None of these complaints had merit, El-Baroudi said, but his inspector insisted he come in to file a six-month compliance plan in which he agreed to fix the problems or face further fines. A compliance plan is a written list of fees related to work that needs to be done, the city charges $400-$1500 to file one.
He applied for building permits, but it took six months for them to come through, and by then his compliance plan had expired. He poured a new foundation and did some of the work outlined by the engineer he had to hire, but he ran out of money.
The city, he said, was making it impossible for him to fix his house.
But then the grand jury report came out, and El-Baroudi and his neighbor were on the front page of the San Francisco Chronicle as examples of the problems with CEDA. More than 20 people showed up to testify at the first City Council hearing on the issue.
Councilwoman Jane Brunner says that was when she realized how many people were affected.
“All these people came who had had all these issues with blight and had nobody to work with,” Brunner said, “even some houses had been demolished so it was pretty serious and pretty intense.”
At the next City Council meeting, Brunner made a motion to solve some of the problems outlined in the grand jury report. One was to eliminate the use of prospective liens until a new policy about their use could be created.
CEDA’s Deputy Director of Building Services, Ray Derania told the City Council that the department was already trying to reform its program and services.
Brunner says the council is asking for investigations into the allegations against individual inspectors. They will have to be briefed on those issues in a closed session due to the private nature of personnel issues.
Brunner’s motion also creates a new independent appeals process. In the past, property owners had to appeal through CEDA.
Brunner’s motion calls for an investigation of all bulldozed homes in the past five years. The Council hasn’t decided if anyone will be compensated for their losses, she added.
On November 29, CEDA and the City Administrator’s office reported back to the Council subcommittee dealing with this issue.
“I think we are absolutely moving too slow,” Brunner told city staff. “I had higher expectations of these being implemented versus coming back and asking us permission because I think that’s a way of slowing things down.”
The city has yet to convene a task force to address the issue, hold a hearing on demolitions or create an independent appeals process.
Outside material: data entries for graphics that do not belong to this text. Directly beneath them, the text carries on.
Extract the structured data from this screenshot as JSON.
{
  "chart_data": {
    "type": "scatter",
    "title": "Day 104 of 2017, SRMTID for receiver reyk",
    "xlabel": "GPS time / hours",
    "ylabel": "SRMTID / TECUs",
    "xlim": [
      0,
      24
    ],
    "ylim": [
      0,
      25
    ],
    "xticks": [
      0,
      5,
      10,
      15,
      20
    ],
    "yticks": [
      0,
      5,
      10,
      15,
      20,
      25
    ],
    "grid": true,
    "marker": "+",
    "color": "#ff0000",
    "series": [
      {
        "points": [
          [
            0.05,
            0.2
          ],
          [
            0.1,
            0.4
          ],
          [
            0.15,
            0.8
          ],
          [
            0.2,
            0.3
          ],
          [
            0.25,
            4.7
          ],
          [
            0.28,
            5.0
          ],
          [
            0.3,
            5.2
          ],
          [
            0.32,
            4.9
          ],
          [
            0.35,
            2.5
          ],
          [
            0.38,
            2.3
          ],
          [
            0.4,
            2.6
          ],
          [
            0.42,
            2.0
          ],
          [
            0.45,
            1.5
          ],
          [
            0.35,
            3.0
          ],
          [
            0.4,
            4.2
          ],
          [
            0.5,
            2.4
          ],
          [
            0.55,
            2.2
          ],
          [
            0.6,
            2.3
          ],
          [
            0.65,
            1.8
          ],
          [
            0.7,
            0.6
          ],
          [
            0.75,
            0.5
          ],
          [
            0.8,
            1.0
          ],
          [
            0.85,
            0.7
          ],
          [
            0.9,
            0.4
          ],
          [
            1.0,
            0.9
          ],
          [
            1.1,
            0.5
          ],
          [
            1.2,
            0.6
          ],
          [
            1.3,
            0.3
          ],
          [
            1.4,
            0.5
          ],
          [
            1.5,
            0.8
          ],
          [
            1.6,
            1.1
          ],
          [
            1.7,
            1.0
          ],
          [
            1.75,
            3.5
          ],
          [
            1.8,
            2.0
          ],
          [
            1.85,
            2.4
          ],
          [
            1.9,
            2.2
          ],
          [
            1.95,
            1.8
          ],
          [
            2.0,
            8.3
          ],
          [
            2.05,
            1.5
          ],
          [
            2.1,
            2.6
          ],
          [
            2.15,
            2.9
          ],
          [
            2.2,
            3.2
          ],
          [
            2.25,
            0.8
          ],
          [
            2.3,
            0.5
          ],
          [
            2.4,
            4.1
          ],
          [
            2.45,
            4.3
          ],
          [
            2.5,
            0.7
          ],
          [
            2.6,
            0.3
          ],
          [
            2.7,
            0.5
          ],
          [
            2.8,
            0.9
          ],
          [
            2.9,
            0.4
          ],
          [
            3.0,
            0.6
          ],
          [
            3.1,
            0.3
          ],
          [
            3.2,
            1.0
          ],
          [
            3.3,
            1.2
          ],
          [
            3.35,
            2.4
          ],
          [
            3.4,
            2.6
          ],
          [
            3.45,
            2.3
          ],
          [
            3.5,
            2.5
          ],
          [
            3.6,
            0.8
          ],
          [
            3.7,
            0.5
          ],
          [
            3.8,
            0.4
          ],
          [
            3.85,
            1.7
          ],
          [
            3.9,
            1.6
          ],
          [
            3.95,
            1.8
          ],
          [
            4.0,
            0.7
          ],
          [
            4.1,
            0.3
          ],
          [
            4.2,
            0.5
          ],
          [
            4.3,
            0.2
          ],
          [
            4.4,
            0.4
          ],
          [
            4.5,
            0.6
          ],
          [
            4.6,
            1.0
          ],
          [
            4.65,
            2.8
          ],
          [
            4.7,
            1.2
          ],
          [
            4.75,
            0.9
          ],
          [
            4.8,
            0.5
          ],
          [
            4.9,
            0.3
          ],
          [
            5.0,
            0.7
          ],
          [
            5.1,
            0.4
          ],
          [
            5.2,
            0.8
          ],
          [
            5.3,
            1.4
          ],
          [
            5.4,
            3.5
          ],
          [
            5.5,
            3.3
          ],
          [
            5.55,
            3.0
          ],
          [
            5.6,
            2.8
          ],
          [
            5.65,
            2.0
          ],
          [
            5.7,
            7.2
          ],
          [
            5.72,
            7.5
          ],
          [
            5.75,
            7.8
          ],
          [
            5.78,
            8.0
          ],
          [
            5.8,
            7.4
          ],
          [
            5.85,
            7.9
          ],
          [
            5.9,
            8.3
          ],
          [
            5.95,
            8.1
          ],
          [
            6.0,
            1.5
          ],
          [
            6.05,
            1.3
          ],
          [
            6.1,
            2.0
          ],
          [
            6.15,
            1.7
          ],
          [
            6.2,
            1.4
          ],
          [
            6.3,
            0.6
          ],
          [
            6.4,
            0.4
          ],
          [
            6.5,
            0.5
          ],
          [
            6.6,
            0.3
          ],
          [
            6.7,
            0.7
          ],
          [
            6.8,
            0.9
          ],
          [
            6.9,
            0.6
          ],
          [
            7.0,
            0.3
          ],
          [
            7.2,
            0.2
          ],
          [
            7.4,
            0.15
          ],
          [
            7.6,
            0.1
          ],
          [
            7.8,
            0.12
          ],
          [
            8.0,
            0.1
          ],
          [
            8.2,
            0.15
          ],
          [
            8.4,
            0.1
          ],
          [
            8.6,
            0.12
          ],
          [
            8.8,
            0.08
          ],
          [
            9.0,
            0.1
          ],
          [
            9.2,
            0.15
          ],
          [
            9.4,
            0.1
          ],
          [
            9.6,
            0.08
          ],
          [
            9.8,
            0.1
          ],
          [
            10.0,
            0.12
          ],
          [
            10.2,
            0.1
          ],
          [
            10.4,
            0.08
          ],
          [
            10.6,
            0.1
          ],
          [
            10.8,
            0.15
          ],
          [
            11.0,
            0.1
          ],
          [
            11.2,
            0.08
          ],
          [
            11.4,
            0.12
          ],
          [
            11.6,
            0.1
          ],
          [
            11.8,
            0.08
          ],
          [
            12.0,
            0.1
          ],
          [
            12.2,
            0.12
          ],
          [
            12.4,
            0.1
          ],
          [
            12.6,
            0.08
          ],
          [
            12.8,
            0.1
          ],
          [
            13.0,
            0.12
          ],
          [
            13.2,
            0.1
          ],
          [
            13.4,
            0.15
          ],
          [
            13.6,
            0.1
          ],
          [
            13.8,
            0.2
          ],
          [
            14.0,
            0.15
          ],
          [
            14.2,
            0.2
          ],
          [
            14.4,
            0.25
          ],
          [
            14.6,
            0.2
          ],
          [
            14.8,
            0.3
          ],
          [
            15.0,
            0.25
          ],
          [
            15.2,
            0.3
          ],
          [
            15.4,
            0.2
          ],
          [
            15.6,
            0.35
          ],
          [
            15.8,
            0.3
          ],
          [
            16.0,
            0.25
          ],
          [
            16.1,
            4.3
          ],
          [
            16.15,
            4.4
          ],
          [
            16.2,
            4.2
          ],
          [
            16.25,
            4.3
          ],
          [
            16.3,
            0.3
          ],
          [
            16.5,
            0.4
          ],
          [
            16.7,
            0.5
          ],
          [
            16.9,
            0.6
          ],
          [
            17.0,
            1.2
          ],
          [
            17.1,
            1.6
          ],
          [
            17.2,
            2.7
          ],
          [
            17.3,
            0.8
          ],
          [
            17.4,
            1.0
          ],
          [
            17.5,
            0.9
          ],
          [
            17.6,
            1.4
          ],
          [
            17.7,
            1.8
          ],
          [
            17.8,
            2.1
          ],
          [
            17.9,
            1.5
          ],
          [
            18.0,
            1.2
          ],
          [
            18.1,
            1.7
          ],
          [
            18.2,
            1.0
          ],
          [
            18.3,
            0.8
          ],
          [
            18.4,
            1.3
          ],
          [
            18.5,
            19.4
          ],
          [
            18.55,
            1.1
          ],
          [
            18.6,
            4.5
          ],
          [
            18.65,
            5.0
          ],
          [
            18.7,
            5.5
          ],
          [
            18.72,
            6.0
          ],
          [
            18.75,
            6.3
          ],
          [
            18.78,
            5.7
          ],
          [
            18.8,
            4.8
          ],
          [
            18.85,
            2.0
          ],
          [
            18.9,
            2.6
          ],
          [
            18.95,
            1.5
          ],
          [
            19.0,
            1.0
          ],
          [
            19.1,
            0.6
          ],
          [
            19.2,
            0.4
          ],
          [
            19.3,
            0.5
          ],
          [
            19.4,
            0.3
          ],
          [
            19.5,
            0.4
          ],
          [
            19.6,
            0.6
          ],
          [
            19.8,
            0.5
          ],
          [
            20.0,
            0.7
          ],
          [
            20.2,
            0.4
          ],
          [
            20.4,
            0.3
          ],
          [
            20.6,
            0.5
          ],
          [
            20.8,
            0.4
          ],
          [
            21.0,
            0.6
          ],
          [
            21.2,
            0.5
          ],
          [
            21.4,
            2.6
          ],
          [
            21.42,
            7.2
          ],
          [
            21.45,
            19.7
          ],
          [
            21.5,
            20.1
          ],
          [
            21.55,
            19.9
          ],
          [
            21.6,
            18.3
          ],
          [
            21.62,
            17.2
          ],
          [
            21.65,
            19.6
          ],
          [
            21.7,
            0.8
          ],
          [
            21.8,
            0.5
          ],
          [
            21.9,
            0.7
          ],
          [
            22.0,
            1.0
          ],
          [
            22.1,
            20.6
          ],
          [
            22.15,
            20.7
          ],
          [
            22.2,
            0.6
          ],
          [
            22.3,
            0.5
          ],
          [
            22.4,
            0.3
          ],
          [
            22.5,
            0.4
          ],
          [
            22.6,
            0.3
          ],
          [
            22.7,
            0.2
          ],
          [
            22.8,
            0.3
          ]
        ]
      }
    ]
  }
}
They plan to present a comprehensive plan to City Council in March.
All complaints against Cassens’ property have been lifted. “At this point I’m totally hopeful,” Cassens said.
She continues to volunteer to help other Oakland property owners navigate CEDA’s bureaucracy.
El-Baroudi applied for a home improvement loan two years ago. But because of the liens on his property he couldn’t get approved. Once the city lifted the liens his loan went through.
“They said I could get my old permits back cause they had expired. So on the one hand I should be really excited but for whatever reason I’m just really tired right now,” El-Baroudi said.
“But I’m gonna get excited because I do want to live here,” he added. “You know, I put these roses in three years ago. They miss me.”